Proof. Combining Limits, Proposition 32.5.4 and Lemma 36.36.9 this reduces to the case where $X$ is Noetherian (small detail omitted). Assume $X$ is Noetherian. Recall that $X \times X$ is covered by the affine opens $U \times V$ for affine opens $U$, $V$ of $X$, see Schemes, Section 26.17. Hence to show that the diagonal $\Delta : X \to X \times X$ is affine, it suffices to show that $U \cap V = \Delta ^{-1}(U \times V)$ is affine for all affine opens $U$, $V$ of $X$, see Morphisms, Lemma 29.11.3. In particular, it suffices to show that the inclusion morphism $j : U \to X$ is affine if $U$ is an affine open of $X$. By Cohomology of Schemes, Lemma 30.3.4 it suffices to show that $R^1j_*\mathcal{G} = 0$ for any quasi-coherent $\mathcal{O}_ U$-module $\mathcal{G}$. By Proposition 36.8.3 (this is where we use that we've reduced to the Noetherian case) we can represent $Rj_*\mathcal{G}$ by a complex $\mathcal{H}^\bullet$ of quasi-coherent $\mathcal{O}_ X$-modules.
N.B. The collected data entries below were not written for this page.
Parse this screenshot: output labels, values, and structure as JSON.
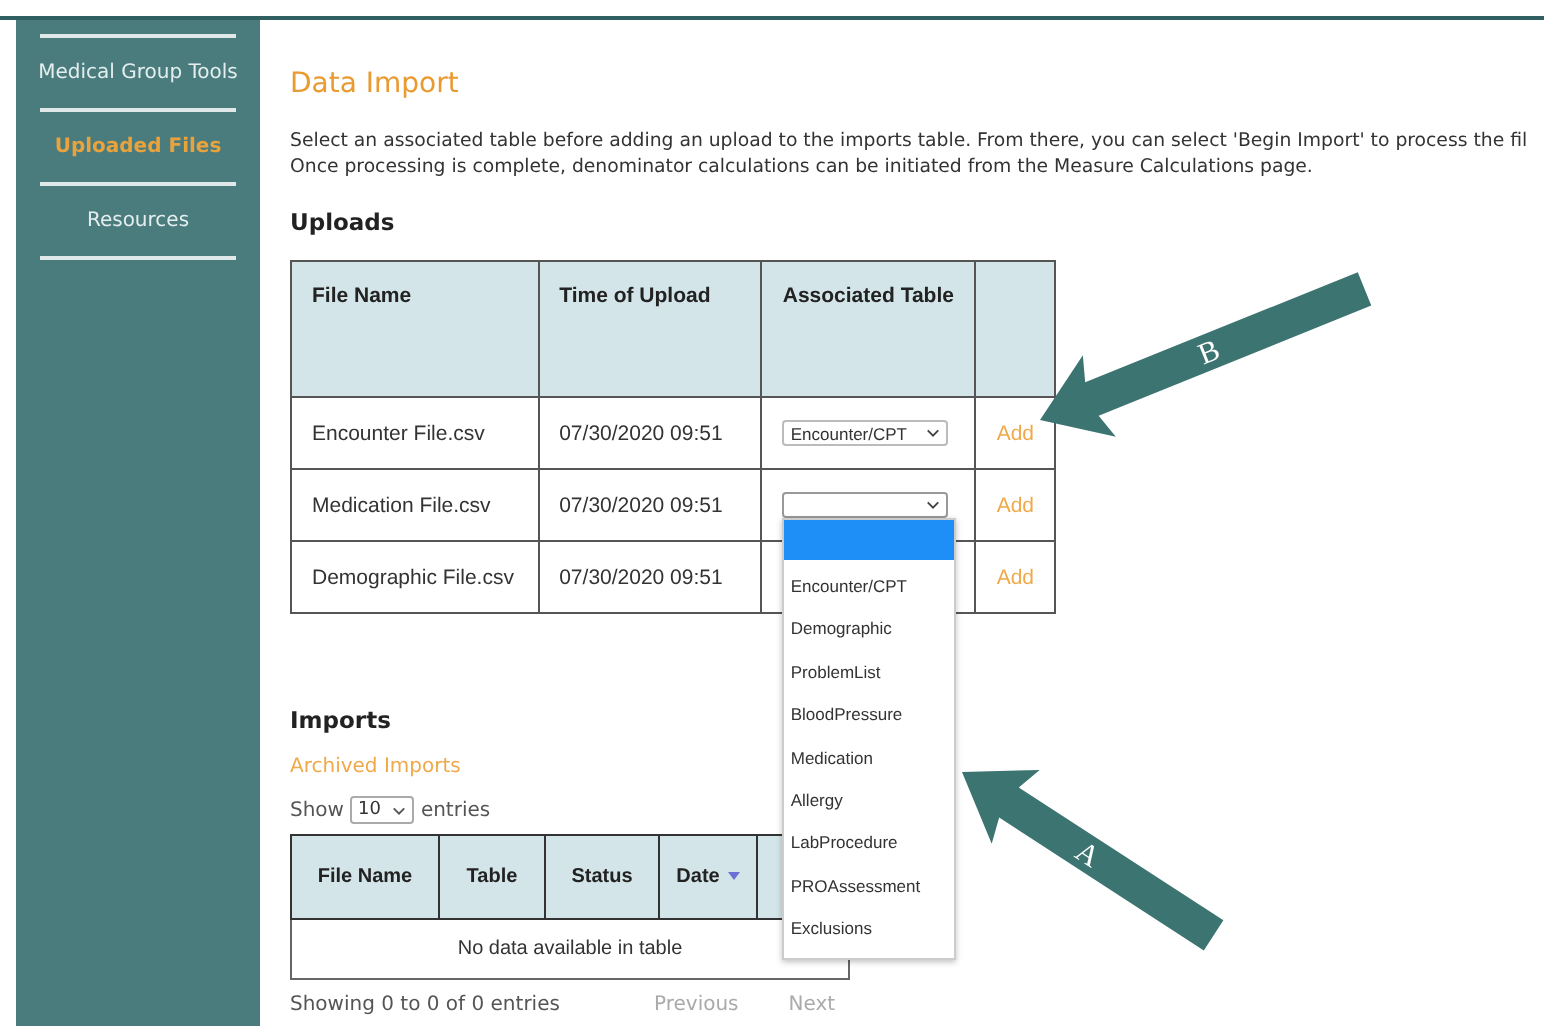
{
  "sidebar": {
    "items": [
      {
        "label": "Medical Group Tools",
        "selected": false
      },
      {
        "label": "Uploaded Files",
        "selected": true
      },
      {
        "label": "Resources",
        "selected": false
      }
    ]
  },
  "page": {
    "title": "Data Import",
    "intro": [
      "Select an associated table before adding an upload to the imports table. From there, you can select 'Begin Import' to process the fil",
      "Once processing is complete, denominator calculations can be initiated from the Measure Calculations page."
    ]
  },
  "uploads": {
    "heading": "Uploads",
    "columns": [
      "File Name",
      "Time of Upload",
      "Associated Table"
    ],
    "rows": [
      {
        "file": "Encounter File.csv",
        "time": "07/30/2020 09:51",
        "table": "Encounter/CPT",
        "open": false,
        "action": "Add"
      },
      {
        "file": "Medication File.csv",
        "time": "07/30/2020 09:51",
        "open": true,
        "action": "Add"
      },
      {
        "file": "Demographic File.csv",
        "time": "07/30/2020 09:51",
        "open": false,
        "action": "Add"
      }
    ]
  },
  "dropdown": {
    "blank_highlighted": true,
    "options": [
      "Encounter/CPT",
      "Demographic",
      "ProblemList",
      "BloodPressure",
      "Medication",
      "Allergy",
      "LabProcedure",
      "PROAssessment",
      "Exclusions"
    ]
  },
  "imports": {
    "heading": "Imports",
    "archive_link": "Archived Imports",
    "show_label": "Show",
    "page_size": "10",
    "entries_label": "entries",
    "columns": [
      {
        "label": "File Name",
        "sorted": false
      },
      {
        "label": "Table",
        "sorted": false
      },
      {
        "label": "Status",
        "sorted": false
      },
      {
        "label": "Date",
        "sorted": true
      }
    ],
    "empty_message": "No data available in table",
    "summary": "Showing 0 to 0 of 0 entries",
    "pager": [
      {
        "label": "Previous",
        "disabled": true
      },
      {
        "label": "Next",
        "disabled": true
      }
    ]
  },
  "annotations": [
    {
      "label": "B"
    },
    {
      "label": "A"
    }
  ]
}
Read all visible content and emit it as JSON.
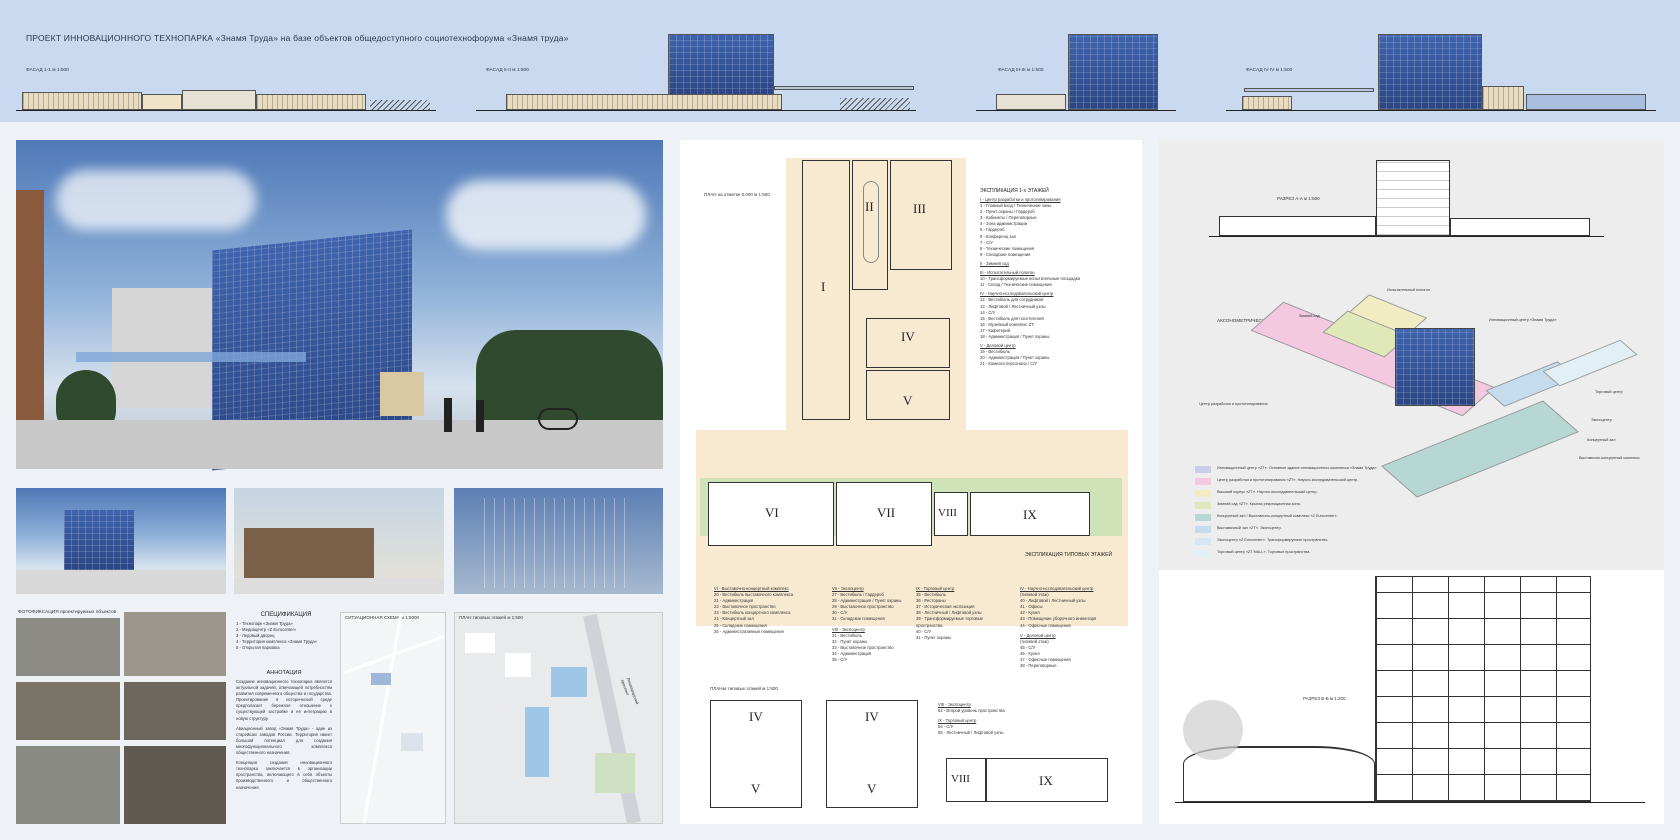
{
  "header": {
    "title": "ПРОЕКТ ИННОВАЦИОННОГО ТЕХНОПАРКА «Знамя Труда» на базе объектов общедоступного социотехнофорума «Знамя труда»",
    "facades": [
      {
        "label": "ФАСАД 1-1   м 1:500"
      },
      {
        "label": "ФАСАД II-II   м 1:500"
      },
      {
        "label": "ФАСАД III-III   м 1:500"
      },
      {
        "label": "ФАСАД IV-IV   м 1:500"
      }
    ]
  },
  "photos_section": {
    "title": "ФОТОФИКСАЦИЯ проектируемых объектов"
  },
  "spec": {
    "title": "СПЕЦИФИКАЦИЯ",
    "items": [
      "1 - Технопарк «Знамя Труда»",
      "2 - Медиацентр «Z Eurocenter»",
      "3 - Ледовый дворец",
      "4 - Территория комплекса «Знамя Труда»",
      "5 - Открытая парковка"
    ]
  },
  "annotation": {
    "title": "АННОТАЦИЯ",
    "p1": "Создание инновационного технопарка является актуальной задачей, отвечающей потребностям развития современного общества и государства. Проектирование в исторической среде предполагает бережное отношение к существующей застройке и её интеграцию в новую структуру.",
    "p2": "Авиационный завод «Знамя Труда» - один из старейших заводов России. Территория имеет большой потенциал для создания многофункционального комплекса общественного назначения.",
    "p3": "Концепция создания инновационного технопарка заключается в организации пространства, включающего в себя объекты производственного и общественного назначения."
  },
  "maps": {
    "situation": "СИТУАЦИОННАЯ СХЕМА   м 1:5000",
    "typical": "ПЛАН типовых этажей   м 1:500",
    "street": "Ленинградский проспект"
  },
  "plan": {
    "title_ground": "ПЛАН на отметке 0.000   м 1:500",
    "title_typical": "ПЛАНЫ типовых этажей   м 1:500",
    "romans": [
      "I",
      "II",
      "III",
      "IV",
      "V",
      "VI",
      "VII",
      "VIII",
      "IX"
    ],
    "explication_title": "ЭКСПЛИКАЦИЯ 1-х ЭТАЖЕЙ",
    "explication_typical": "ЭКСПЛИКАЦИЯ ТИПОВЫХ ЭТАЖЕЙ",
    "expl_groups": [
      {
        "head": "I - Центр разработки и прототипирования",
        "lines": [
          "1 - Главный вход / Технические зоны",
          "2 - Пункт охраны / Гардероб",
          "3 - Кабинеты / Переговорные",
          "4 - Зона администрации",
          "5 - Гардероб",
          "6 - Конференц зал",
          "7 - С/У",
          "8 - Технические помещения",
          "9 - Складские помещения"
        ]
      },
      {
        "head": "II - Зимний сад",
        "lines": []
      },
      {
        "head": "III - Испытательный полигон",
        "lines": [
          "10 - Трансформируемые испытательные площадки",
          "11 - Склад / Технические помещения"
        ]
      },
      {
        "head": "IV - Научно-исследовательский центр",
        "lines": [
          "12 - Вестибюль для сотрудников",
          "13 - Лифтовой / Лестничный узлы",
          "14 - С/У",
          "15 - Вестибюль для посетителей",
          "16 - Музейный комплекс ZT",
          "17 - Кафетерий",
          "18 - Администрация / Пункт охраны"
        ]
      },
      {
        "head": "V - Деловой центр",
        "lines": [
          "19 - Вестибюль",
          "20 - Администрация / Пункт охраны",
          "21 - Комната персонала / С/У"
        ]
      }
    ],
    "expl_bottom": [
      {
        "head": "VI - Выставочно-концертный комплекс",
        "lines": [
          "20 - Вестибюль выставочного комплекса",
          "21 - Администрация",
          "22 - Выставочное пространство",
          "23 - Вестибюль концертного комплекса",
          "24 - Концертный зал",
          "25 - Складские помещения",
          "26 - Административные помещения"
        ]
      },
      {
        "head": "VII - Экспоцентр",
        "lines": [
          "27 - Вестибюль / Гардероб",
          "28 - Администрация / Пункт охраны",
          "29 - Выставочное пространство",
          "30 - С/У",
          "31 - Складские помещения"
        ]
      },
      {
        "head": "VIII - Экспоцентр",
        "lines": [
          "31 - Вестибюль",
          "32 - Пункт охраны",
          "33 - Выставочное пространство",
          "34 - Администрация",
          "35 - С/У"
        ]
      },
      {
        "head": "IX - Торговый центр",
        "lines": [
          "35 - Вестибюль",
          "36 - Рестораны",
          "37 - Историческая экспозиция",
          "38 - Лестничный / Лифтовой узлы",
          "39 - Трансформируемые торговые пространства",
          "40 - С/У",
          "41 - Пункт охраны"
        ]
      }
    ],
    "expl_right_bottom": [
      {
        "head": "IV - Научно-исследовательский центр",
        "lines": [
          "(типовой этаж)",
          "40 - Лифтовой / Лестничный узлы",
          "41 - Офисы",
          "42 - Кухня",
          "43 - Помещение уборочного инвентаря",
          "44 - Офисные помещения"
        ]
      },
      {
        "head": "V - Деловой центр",
        "lines": [
          "(типовой этаж)",
          "45 - С/У",
          "46 - Кухня",
          "47 - Офисные помещения",
          "48 - Переговорные"
        ]
      }
    ],
    "expl_small": [
      {
        "head": "VIII - Экспоцентр",
        "lines": [
          "52 - Второй уровень пространства"
        ]
      },
      {
        "head": "IX - Торговый центр",
        "lines": [
          "54 - С/У",
          "55 - Лестничный / Лифтовой узлы"
        ]
      }
    ]
  },
  "right": {
    "section_aa": "РАЗРЕЗ А-А   м 1:500",
    "axon": "АКСОНОМЕТРИЧЕСКАЯ МОДЕЛЬ",
    "section_bb": "РАЗРЕЗ Б-Б   м 1:200",
    "axon_labels": [
      "Зимний сад",
      "Испытательный полигон",
      "Инновационный центр «Знамя Труда»",
      "Центр разработки и прототипирования",
      "Торговый центр",
      "Экспоцентр",
      "Концертный зал",
      "Выставочно-концертный комплекс"
    ],
    "legend": [
      {
        "color": "#c9cde8",
        "text": "Инновационный центр «ZT». Основное здание инновационного комплекса «Знамя Труда»."
      },
      {
        "color": "#f2c9df",
        "text": "Центр разработки и прототипирования «ZT». Научно-исследовательский центр."
      },
      {
        "color": "#f1ecc2",
        "text": "Высокий корпус «ZT». Научно-исследовательский центр."
      },
      {
        "color": "#dfe8b8",
        "text": "Зимний сад «ZT». Крытая рекреационная зона."
      },
      {
        "color": "#b7d7d3",
        "text": "Концертный зал / Выставочно-концертный комплекс «Z Eurocenter»."
      },
      {
        "color": "#c5dcee",
        "text": "Выставочный зал «ZT». Экспоцентр."
      },
      {
        "color": "#d6e6f3",
        "text": "Экспоцентр «Z Eurocenter». Трансформируемое пространство."
      },
      {
        "color": "#e2eff4",
        "text": "Торговый центр «ZT MALL». Торговые пространства."
      }
    ]
  }
}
Assume

$H^1(\mathcal{H}^\bullet ) = \mathop{\mathrm{Ker}}(\mathcal{H}^1 \to \mathcal{H}^2)/\mathop{\mathrm{Im}}(\mathcal{H}^0 \to \mathcal{H}^1)$

is nonzero in order to get a contradiction. Then we can find a coherent $\mathcal{O}_ X$-module $\mathcal{F}$ and a map

$\mathcal{F} \longrightarrow \mathop{\mathrm{Ker}}(\mathcal{H}^1 \to \mathcal{H}^2)$

such that the composition with the projection onto $H^1(\mathcal{H}^\bullet )$ is nonzero. Namely, we can write $\mathop{\mathrm{Ker}}(\mathcal{H}^1 \to \mathcal{H}^2)$ as the filtered union of its coherent submodules by Properties, Lemma 28.22.3 and then one of these will do the job. Next, we choose a finite locally free $\mathcal{O}_ X$-module $\mathcal{E}$ and a surjection $\mathcal{E} \to \mathcal{F}$ using the resolution property of $X$. This produces a map in the derived category

$\mathcal{E}[-1] \longrightarrow Rj_*\mathcal{G}$

which is nonzero on cohomology sheaves and hence nonzero in $D(\mathcal{O}_ X)$. By adjunction, this is the same thing as a map

$j^*\mathcal{E}[-1] \to \mathcal{G}$

nonzero in $D(\mathcal{O}_ U)$. Since $\mathcal{E}$ is finite locally free this is the same thing as a nonzero element of

$H^1(U, j^*\mathcal{E}^\vee \otimes _{\mathcal{O}_ U} \mathcal{G})$

where $\mathcal{E}^\vee = \mathop{\mathcal{H}\! \mathit{om}}\nolimits _{\mathcal{O}_ X}(\mathcal{E}, \mathcal{O}_ X)$ is the dual finite locally free module. However, this group is zero by Cohomology of Schemes, Lemma 30.2.2 which is the desired contradiction. (If in doubt about the step using duals, please see the more general Cohomology, Lemma 20.50.5.) $\square$

[1] Namely, if $A \to B$ is a finite locally free ring map and $N$ is a finite locally free $B$-module, then $N$ is a finite locally free $A$-module. To see this, first note that $N$ finite locally free over $B$ implies $N$ is flat and finitely presented as a $B$-module, see Algebra, Lemma 10.78.2. Then $N$ is an $A$-module of finite presentation by Algebra, Lemma 10.36.23 and a flat $A$-module by Algebra, Lemma 10.39.4. Then conclude by using Algebra, Lemma 10.78.2 over $A$.

Comment #5478 by Nick Addington on

Typo in the second paragraph: scarecely -> scarcely.